- Paula Court
Near the end of our chat, Annie-B Parson asked me why I thought it was important to talk with artists about their creative process. Whether she intended it, I sensed some resistance in the question, a resistance I think she shares with other artists and that I, as a playwright, have felt, too. I think it’s good for certain aspects of a process to be inarticulate or unarticulated. Not because it preserves a romantic notion of mystery or prevents people from having access to the work, but because there is such a drive in our culture to tabulate and quantify and dissect every thing that we do—and much is lost in that process. A great deal ends up being oversimplified or made overly complex when we insist on getting the arts down in words or numbers. The inability to put it into words, the failure of language alone, is precisely why we so often turn to the arts for other modes and means of expression.
Inarticulateness is of particular interest in the new show on which Parson and Paul Lazar are collaborating with playwright Sibyl Kempson, Ich, Kürbisgeist, which opens today at The Chocolate Factory (co-comissioned with PS 122). I stopped by at the tail-end of one of their rehearsals last week to talk to them about the show, whose dialogue is written in a language that Kempson invented and which no one in the world, except those involved in the production, speaks—or has any knowledge of.

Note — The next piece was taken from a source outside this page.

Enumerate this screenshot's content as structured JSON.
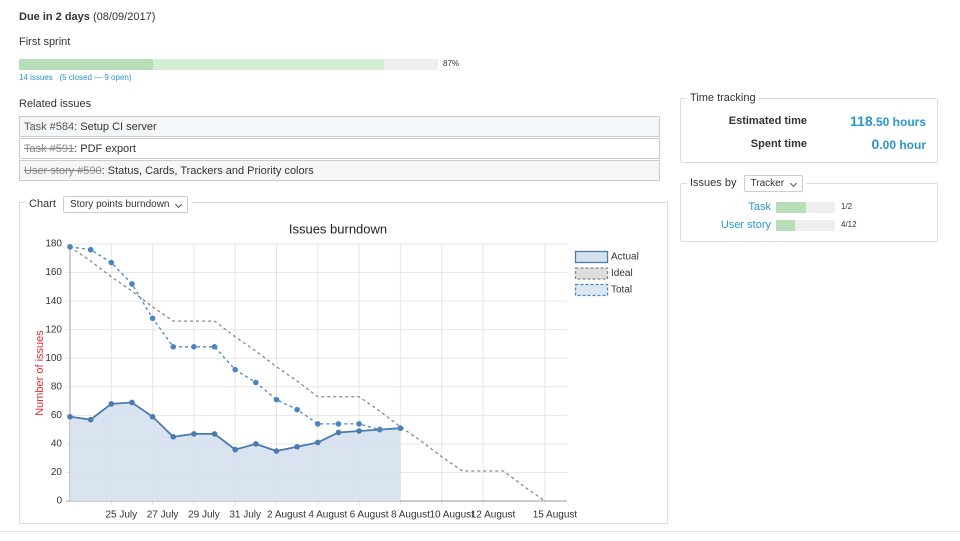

Parson and Lazar have been making work together as the Artistic Directors of Big Dance Theater for over 20 years. They’re also married. Big Dance Theater has gained an international reputation for creating thoughtful, surprising, and rigorous dance theater work that often brings together seemingly incompatible material, as they did in their 2004 work Plan B, which combined the secret recordings of Richard Nixon with an obscure figure in early-1800s German popular culture, among other things. Another commonality in their work, as seems to be the case in this new work, Ich, Kürbisgeist , is how they often seem to enjoy feeling like outsiders looking in on a culture or subject that they are not familiar with.
Parson touched on this idea in an interview with BOMB magazine in 2007, when discussing Big Dance Theater’s piece The Other Here: “We’re tourists in a sense to Chekhov, and to folk dance, and to Japan. We’ll always try to remain in this observing, learning stance; we like to bring that out.” In my own chat with them I asked both Parson and Lazar what that was about for them—that desire to observe and react to the unfamiliar. Lazar related an anecdote that the playwright Sibyl Kempson had told him, about being in a foreign country. “She really enjoyed letting the language wash over her—it liberated her from the verbal back and forth.” He went on to say that he enjoyed the unfamiliarity with the language in Ich, Kürbisgeist because it allowed him to “play this game where the odd surfaces of the language induce a more sharp and playful listening.”
Parson, a choreographer by training, spoke about a similar experience related to seeing dance: “As you watch a new dance piece, you amass a new movement vocabulary.” She and Lazar went on to walk more about the idea of being a “tourist” in a variety of settings, but what seemed to come across most clearly is that, for them, there was a value in the experience of having to acknowledge one’s own ignorance—that it freed them up to gain new information that may not fit with what they already knew or that may do something familiar in a totally different way.